Crowley had dreamed of a career in architecture ever since he was a little boy building properties out of Lego in the family home. It was a career his parents supported and encouraged, even though the fact that there was no architecture course in Cork at the time meant he had to go to Dublin to study.

By the time he was an adolescent, he was drawing plans for his father, who used to install kitchens in people’s houses.

Growing up with the city to one side and the countryside to the other inspired him to think about how we live, a sense of community and how great design can enhance the experience of home.

“I’m from Dublin Hill. It was actually very interesting because that’s where the city boundary stops and the county boundary starts. If you went out our front door you could walk all of the way into the city and it was all built up and you’d be in Patrick Street in, say, 25 minutes. If you went out our back door, it was all farmland. So we literally lived right on the edge.

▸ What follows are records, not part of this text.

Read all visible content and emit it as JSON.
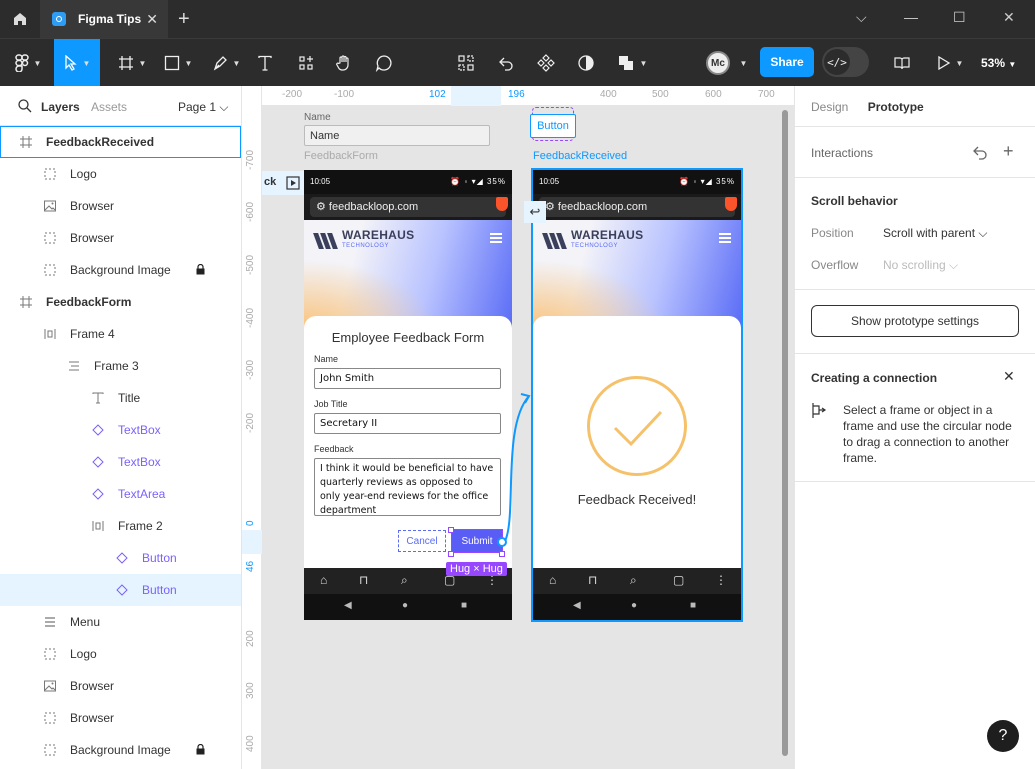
{
  "tab": {
    "title": "Figma Tips"
  },
  "toolbar": {
    "share_label": "Share",
    "zoom": "53%",
    "devmode_label": "</>",
    "avatar_initials": "Mc",
    "accent": "#0d99ff"
  },
  "left_panel": {
    "layers_tab": "Layers",
    "assets_tab": "Assets",
    "page": "Page 1 ⌵",
    "layers": [
      {
        "label": "FeedbackReceived",
        "icon": "frame-icon",
        "depth": 0
      },
      {
        "label": "Logo",
        "icon": "group-icon",
        "depth": 1
      },
      {
        "label": "Browser",
        "icon": "image-icon",
        "depth": 1
      },
      {
        "label": "Browser",
        "icon": "group-icon",
        "depth": 1
      },
      {
        "label": "Background Image",
        "icon": "group-icon",
        "depth": 1
      },
      {
        "label": "FeedbackForm",
        "icon": "frame-icon",
        "depth": 0
      },
      {
        "label": "Frame 4",
        "icon": "autolayout-horizontal-icon",
        "depth": 1
      },
      {
        "label": "Frame 3",
        "icon": "autolayout-vertical-icon",
        "depth": 2
      },
      {
        "label": "Title",
        "icon": "text-icon",
        "depth": 3
      },
      {
        "label": "TextBox",
        "icon": "instance-icon",
        "depth": 3
      },
      {
        "label": "TextBox",
        "icon": "instance-icon",
        "depth": 3
      },
      {
        "label": "TextArea",
        "icon": "instance-icon",
        "depth": 3
      },
      {
        "label": "Frame 2",
        "icon": "autolayout-horizontal-icon",
        "depth": 3
      },
      {
        "label": "Button",
        "icon": "instance-icon",
        "depth": 4
      },
      {
        "label": "Button",
        "icon": "instance-icon",
        "depth": 4
      },
      {
        "label": "Menu",
        "icon": "menu-icon",
        "depth": 1
      },
      {
        "label": "Logo",
        "icon": "group-icon",
        "depth": 1
      },
      {
        "label": "Browser",
        "icon": "image-icon",
        "depth": 1
      },
      {
        "label": "Browser",
        "icon": "group-icon",
        "depth": 1
      },
      {
        "label": "Background Image",
        "icon": "group-icon",
        "depth": 1
      }
    ]
  },
  "canvas": {
    "ruler_top": [
      "-200",
      "-100",
      "102",
      "196",
      "400",
      "500",
      "600",
      "700"
    ],
    "ruler_left": [
      "-700",
      "-600",
      "-500",
      "-400",
      "-300",
      "-200",
      "0",
      "46",
      "200",
      "300",
      "400"
    ],
    "name_component_label": "Name",
    "name_component_value": "Name",
    "button_component_label": "Button",
    "frame_form_name": "FeedbackForm",
    "frame_received_name": "FeedbackReceived",
    "partial_frame_label": "ck",
    "hug_badge": "Hug × Hug",
    "phone": {
      "time": "10:05",
      "battery": "35%",
      "url": "feedbackloop.com",
      "brand": "WAREHAUS",
      "brand_sub": "TECHNOLOGY"
    },
    "form": {
      "title": "Employee Feedback Form",
      "name_label": "Name",
      "name_value": "John Smith",
      "job_label": "Job Title",
      "job_value": "Secretary II",
      "feedback_label": "Feedback",
      "feedback_value": "I think it would be beneficial to have quarterly reviews as opposed to only year-end reviews for the office department",
      "cancel_label": "Cancel",
      "submit_label": "Submit"
    },
    "received": {
      "message": "Feedback Received!"
    }
  },
  "right_panel": {
    "design_tab": "Design",
    "prototype_tab": "Prototype",
    "interactions_title": "Interactions",
    "scroll_title": "Scroll behavior",
    "position_label": "Position",
    "position_value": "Scroll with parent ⌵",
    "overflow_label": "Overflow",
    "overflow_value": "No scrolling ⌵",
    "proto_settings_button": "Show prototype settings",
    "connection_title": "Creating a connection",
    "connection_text": "Select a frame or object in a frame and use the circular node to drag a connection to another frame.",
    "help": "?"
  }
}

“In the summers we could head out into the farms and be gone for a whole day getting tadpoles and stuff. But we all had part-time jobs and you could also walk into town. From that perspective it gave you the best of both worlds. It was like being in the city but also having the country at your doorstep.” After college, he worked for eight years with renowned company Bucholz McEvoy, whose emphasis on creating environmentally responsible buildings was ahead of the curve.

“A lot of them are public buildings. They did the County Hall in Swords, Limerick County Hall. We did the UCC Environmental Institute Project and various kind of very high-profile projects. It was almost like a second education. Everything came back to the environment, looking at where the sun is, where the sun’s path is, how you get that natural light and just about making really healthy spaces. A huge amount of how I think has come out of that.”

Since setting up PAC Studio the company has been involved in many groundbreaking projects including Donnybrook Fair on the seafront at Malahide, winner of best commercial project two years ago at the RIAI Awards.

But creating your own home, a homely and happy space for your family, is a different project entirely. When, 18 months ago, a property came up for sale in need of complete renovation in north Dublin, Crowley embraced it.

“We bought a house built in the early 70s. I would only look at houses that the rear of them were south or southwest because you have to orientate the house correctly to get the sunlight and the warmth and make a nice healthy house. Gilly would have been in agreement so we just didn’t go to see anything that was not facing the right way because you can never turn the house around, but you’re going to spend your whole life paying for this and living in it.

We wrapped the whole house with insulation, changed all the glazing. It’s a very high-performing house but in a very simple way. We get the light and the heat into the big open plan downstairs, it’s a really nice place to just be in.

“It’s made a big difference to our family lives actually because we have two young children, a six-year-old boy and a five-year-old girl. It’s just that thing of open-plan living, being together, we can cook when they’re doing homework, we can all chat. It really is a very sociable house to be in. The relationship between the house and the back garden is really nice, we put a lot of work into that as well.”

He passionately feels that as an architect he should “bring something to the table” when it comes to new clients.

“A lot of the time, people’s thinking is constrained by what they see in front of them but I don’t see the house they see, I see potential. Whereas people, if they’ve lived in their home or if they’ve been there a while they can struggle to get beyond that. It’s simple things, it’s about trying to get the fundamentals right. Because it makes a huge difference to people.”